マリア
僕の願いが叶うなら――お願いだよ、マリア。
もう一度、笑って。
この雨は、まるで君の涙のようだね、マリア。
音もなく降り続ける雨に、僕は空を見上げて思う。
空に薄く張り付いた雨雲から、しとりと、こぼれおちる雫は、アスファルトを黒く染めた。
水たまりに落ちた涙が水面で弾けて、波紋を作る。
揺れる波に濁る雨水。
それは、僕の心のようだよ。
あの日から、君は静かに泣いている。
君のその姿を見るたびに、僕の心は暗く曇るんだ。
君の涙を拭って、もう一度、笑って――と。
願うことがどれほど酷なことか、僕にだって、わかっているつもりだ。
それに、僕が君に何かを求めるような立場じゃないことも、理解している。
ずっと傍にいると言ったのに、君を守ると約束したはずなのに。
僕は、君の心を壊してしまった。
目の前で潰される命に茫然と目を見開くしかなかった君に、僕は何もできなかった。
鉄の塊が一つの命を引き潰していく様を君は目撃して、路面に広がる赤い海に悲鳴を上げて、君の繊細な心は壊れ、砕けた。
現実から目を背けた君の瞳は、虚ろで。
心は悲しみだけを詰め込んで。
悲鳴を上げることに疲れた声は枯れて。
君は静かに涙を流す。
君の涙をぬぐうはずの僕の手は、空を掻くことしかできなくて。
暗闇にしか存在することを許されなくなった僕は、君の傍に行けなくて。君との約束を果たせないこんな僕には、何かを願う資格なんてないんだろう。
それでもね、やっぱり願ってしまうんだよ。
泣かないで、マリア。
もう一度、笑って。
僕は君の笑い声を覚えている。
とても明るい君の声は、晴れ渡る青空にどこまでも澄みわたって、響くんだ。
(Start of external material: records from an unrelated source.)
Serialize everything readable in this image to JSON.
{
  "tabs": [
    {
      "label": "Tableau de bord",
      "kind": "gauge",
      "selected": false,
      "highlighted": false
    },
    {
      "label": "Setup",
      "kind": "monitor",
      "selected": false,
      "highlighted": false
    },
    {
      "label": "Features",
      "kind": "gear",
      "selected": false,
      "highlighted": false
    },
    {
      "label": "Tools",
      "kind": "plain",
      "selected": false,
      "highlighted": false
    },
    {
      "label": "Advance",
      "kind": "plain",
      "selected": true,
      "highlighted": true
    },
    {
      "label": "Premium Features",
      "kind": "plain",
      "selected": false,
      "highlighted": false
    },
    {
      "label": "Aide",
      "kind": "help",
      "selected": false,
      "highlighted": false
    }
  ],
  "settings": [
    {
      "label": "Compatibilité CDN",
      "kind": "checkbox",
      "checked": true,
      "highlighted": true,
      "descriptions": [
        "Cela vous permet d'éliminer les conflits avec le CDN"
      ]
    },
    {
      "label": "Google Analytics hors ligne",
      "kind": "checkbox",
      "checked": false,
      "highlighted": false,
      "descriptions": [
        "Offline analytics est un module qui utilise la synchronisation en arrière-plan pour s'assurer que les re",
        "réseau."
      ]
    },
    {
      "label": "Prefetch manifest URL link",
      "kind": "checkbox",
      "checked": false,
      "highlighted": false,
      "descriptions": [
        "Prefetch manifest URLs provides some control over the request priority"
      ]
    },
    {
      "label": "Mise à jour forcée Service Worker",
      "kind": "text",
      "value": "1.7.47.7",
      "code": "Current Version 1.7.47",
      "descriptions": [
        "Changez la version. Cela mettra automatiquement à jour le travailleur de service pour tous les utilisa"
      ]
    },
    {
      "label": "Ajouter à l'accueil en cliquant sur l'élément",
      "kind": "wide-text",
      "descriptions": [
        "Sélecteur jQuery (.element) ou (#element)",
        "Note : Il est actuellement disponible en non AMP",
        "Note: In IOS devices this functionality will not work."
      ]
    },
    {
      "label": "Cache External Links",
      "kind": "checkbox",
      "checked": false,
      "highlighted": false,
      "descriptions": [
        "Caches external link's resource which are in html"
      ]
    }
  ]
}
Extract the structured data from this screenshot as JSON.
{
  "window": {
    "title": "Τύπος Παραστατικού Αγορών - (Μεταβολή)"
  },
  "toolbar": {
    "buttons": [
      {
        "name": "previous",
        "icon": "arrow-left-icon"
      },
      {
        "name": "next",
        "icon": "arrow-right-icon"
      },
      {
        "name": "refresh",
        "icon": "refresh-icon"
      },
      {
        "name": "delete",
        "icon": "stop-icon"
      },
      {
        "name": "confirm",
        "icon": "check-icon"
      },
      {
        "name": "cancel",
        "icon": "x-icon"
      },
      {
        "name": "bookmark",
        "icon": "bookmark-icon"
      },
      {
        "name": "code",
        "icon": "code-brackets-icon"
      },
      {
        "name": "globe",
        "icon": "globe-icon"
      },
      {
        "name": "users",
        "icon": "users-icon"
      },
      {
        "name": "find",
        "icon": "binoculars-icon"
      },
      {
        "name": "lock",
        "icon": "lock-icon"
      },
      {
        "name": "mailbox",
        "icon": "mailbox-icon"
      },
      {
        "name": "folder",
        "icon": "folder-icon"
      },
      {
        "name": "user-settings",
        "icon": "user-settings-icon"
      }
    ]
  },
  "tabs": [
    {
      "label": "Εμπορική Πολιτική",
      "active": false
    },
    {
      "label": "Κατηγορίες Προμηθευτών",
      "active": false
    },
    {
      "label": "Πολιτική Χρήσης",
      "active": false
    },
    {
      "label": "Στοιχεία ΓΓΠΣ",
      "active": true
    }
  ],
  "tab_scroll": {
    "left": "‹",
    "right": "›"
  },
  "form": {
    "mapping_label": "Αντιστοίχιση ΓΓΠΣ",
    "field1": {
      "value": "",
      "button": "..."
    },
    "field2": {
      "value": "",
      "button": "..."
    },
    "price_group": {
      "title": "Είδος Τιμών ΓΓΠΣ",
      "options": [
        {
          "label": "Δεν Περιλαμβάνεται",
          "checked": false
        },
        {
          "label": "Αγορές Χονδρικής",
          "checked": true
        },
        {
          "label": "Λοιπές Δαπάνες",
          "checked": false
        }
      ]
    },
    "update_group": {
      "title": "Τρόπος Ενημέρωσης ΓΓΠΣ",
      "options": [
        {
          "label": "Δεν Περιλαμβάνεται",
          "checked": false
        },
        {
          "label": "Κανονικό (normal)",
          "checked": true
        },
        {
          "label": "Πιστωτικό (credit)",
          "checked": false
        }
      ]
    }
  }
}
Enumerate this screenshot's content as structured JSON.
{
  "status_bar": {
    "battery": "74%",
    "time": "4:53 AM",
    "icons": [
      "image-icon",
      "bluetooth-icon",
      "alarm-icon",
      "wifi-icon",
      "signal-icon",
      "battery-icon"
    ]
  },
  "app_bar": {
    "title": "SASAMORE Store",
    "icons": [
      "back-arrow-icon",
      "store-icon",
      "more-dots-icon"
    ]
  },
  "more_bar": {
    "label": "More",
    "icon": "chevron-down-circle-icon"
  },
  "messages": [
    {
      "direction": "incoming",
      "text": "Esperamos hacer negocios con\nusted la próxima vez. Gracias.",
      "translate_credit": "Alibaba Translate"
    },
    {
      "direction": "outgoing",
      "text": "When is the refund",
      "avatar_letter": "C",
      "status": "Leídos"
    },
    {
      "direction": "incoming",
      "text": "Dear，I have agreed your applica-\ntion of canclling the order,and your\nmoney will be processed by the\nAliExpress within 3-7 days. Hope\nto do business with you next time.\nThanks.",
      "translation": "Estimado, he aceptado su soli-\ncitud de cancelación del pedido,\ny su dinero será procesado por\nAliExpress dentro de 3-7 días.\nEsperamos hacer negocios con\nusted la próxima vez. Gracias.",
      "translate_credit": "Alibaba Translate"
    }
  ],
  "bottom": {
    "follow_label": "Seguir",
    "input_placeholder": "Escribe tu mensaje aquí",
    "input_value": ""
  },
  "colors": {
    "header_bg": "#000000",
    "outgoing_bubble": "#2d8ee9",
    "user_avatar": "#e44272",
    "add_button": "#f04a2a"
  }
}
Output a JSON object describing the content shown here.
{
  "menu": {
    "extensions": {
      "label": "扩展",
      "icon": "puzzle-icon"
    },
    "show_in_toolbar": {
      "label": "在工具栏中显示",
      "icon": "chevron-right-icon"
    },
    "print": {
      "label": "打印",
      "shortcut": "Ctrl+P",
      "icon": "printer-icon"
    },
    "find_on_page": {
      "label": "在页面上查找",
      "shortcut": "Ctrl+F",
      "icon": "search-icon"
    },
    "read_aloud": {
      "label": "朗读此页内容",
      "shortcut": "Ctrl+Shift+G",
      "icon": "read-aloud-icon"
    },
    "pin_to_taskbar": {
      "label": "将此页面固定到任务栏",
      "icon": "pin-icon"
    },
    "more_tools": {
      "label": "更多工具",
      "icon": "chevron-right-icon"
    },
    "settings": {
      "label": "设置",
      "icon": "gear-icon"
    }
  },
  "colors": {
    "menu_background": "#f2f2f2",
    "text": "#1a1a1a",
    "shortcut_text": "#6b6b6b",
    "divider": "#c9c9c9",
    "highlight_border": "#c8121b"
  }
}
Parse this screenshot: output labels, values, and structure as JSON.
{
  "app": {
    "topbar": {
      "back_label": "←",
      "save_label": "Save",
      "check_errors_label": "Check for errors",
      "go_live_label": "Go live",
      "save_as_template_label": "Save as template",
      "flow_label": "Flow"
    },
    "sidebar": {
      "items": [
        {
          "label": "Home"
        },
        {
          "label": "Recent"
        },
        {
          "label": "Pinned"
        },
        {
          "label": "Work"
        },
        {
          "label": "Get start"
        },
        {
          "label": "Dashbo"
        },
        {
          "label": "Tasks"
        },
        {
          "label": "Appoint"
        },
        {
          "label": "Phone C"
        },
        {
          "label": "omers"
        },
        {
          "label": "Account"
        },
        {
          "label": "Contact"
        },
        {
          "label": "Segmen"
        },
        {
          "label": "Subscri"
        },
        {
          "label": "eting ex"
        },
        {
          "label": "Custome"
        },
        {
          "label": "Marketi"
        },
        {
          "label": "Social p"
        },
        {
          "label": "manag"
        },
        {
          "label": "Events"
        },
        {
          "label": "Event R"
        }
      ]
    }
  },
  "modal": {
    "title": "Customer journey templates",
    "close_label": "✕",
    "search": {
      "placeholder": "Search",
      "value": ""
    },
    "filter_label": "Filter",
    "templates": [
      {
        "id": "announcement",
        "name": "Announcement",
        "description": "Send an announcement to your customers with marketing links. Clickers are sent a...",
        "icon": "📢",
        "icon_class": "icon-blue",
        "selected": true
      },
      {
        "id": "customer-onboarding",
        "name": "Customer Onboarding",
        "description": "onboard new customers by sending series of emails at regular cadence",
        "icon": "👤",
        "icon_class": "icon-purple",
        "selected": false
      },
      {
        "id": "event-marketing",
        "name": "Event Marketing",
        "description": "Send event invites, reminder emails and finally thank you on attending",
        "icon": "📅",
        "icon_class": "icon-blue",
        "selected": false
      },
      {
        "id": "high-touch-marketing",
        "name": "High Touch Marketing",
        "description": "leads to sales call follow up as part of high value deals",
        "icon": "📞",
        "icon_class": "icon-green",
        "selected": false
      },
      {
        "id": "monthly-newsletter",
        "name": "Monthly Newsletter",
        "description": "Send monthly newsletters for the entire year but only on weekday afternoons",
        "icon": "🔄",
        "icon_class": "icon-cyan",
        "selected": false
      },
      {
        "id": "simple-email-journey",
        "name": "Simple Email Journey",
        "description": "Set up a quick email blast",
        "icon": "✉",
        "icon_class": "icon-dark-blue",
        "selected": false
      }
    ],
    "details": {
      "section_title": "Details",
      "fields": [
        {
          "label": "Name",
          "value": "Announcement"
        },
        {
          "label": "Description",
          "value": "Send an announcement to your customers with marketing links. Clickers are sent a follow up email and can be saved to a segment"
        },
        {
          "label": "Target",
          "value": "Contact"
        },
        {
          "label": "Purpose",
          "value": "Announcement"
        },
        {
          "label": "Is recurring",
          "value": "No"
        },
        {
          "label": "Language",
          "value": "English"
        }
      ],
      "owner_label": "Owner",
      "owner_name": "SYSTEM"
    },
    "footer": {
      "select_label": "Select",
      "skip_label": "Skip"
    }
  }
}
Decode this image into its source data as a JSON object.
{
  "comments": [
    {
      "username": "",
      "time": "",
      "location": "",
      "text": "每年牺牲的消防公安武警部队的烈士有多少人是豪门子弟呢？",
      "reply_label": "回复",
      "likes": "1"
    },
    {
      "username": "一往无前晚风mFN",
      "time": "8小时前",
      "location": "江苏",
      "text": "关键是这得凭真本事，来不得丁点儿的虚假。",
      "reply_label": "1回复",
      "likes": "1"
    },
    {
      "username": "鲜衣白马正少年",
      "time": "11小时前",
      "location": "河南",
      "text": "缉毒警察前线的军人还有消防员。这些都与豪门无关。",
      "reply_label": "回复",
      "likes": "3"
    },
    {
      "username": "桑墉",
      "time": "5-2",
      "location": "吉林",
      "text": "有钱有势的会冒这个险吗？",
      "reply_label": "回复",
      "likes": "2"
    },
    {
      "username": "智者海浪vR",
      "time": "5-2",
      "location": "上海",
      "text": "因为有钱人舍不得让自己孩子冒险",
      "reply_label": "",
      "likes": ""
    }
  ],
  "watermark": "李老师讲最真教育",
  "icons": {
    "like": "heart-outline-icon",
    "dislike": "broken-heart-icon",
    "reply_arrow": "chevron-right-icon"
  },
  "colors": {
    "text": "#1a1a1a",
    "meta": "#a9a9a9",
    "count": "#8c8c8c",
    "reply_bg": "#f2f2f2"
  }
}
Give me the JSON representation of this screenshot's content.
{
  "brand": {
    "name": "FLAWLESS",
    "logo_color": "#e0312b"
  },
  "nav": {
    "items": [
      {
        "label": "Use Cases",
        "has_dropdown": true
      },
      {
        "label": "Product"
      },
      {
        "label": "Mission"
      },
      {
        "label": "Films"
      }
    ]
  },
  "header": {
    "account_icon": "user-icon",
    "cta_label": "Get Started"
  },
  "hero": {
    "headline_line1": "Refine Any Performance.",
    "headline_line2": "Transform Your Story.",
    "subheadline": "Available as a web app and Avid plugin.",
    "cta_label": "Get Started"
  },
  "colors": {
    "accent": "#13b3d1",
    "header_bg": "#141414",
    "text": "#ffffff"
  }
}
その声を聞くと、僕も嬉しくなって、君の声を追いかけるように笑っていた。
もうそんな懐かしい日々は二度と取り戻せなくて。
僕はきっと一人、この暗闇の中で生き続けるのだろう。
でも、マリア。
君の世界には、風が吹いている。
やがて、緩やかに吹く風は、空を覆った雨雲を払って、再び青空を取り戻すだろう。
そうしたら、マリア。
顔を上げて、涙を止めて。空にかかる七色の虹を探して見てよ。
失くしたものを取り戻そうとするのは、とても難しいと思う。
でもね、君の中に僕は生きているはずだよ。
君と僕が過ごした日々を忘れないで。
君を想った僕がいたことを思い出して。
君の心で生きる僕を見つけて、僕の声を聞いて。
僕は今も変わらず君を想っている。
だから、マリア。
僕の声が届くなら――お願いだよ。
もう一度、笑って。
「マリア 完」
イメージソングは「MARIA/hitomi」です。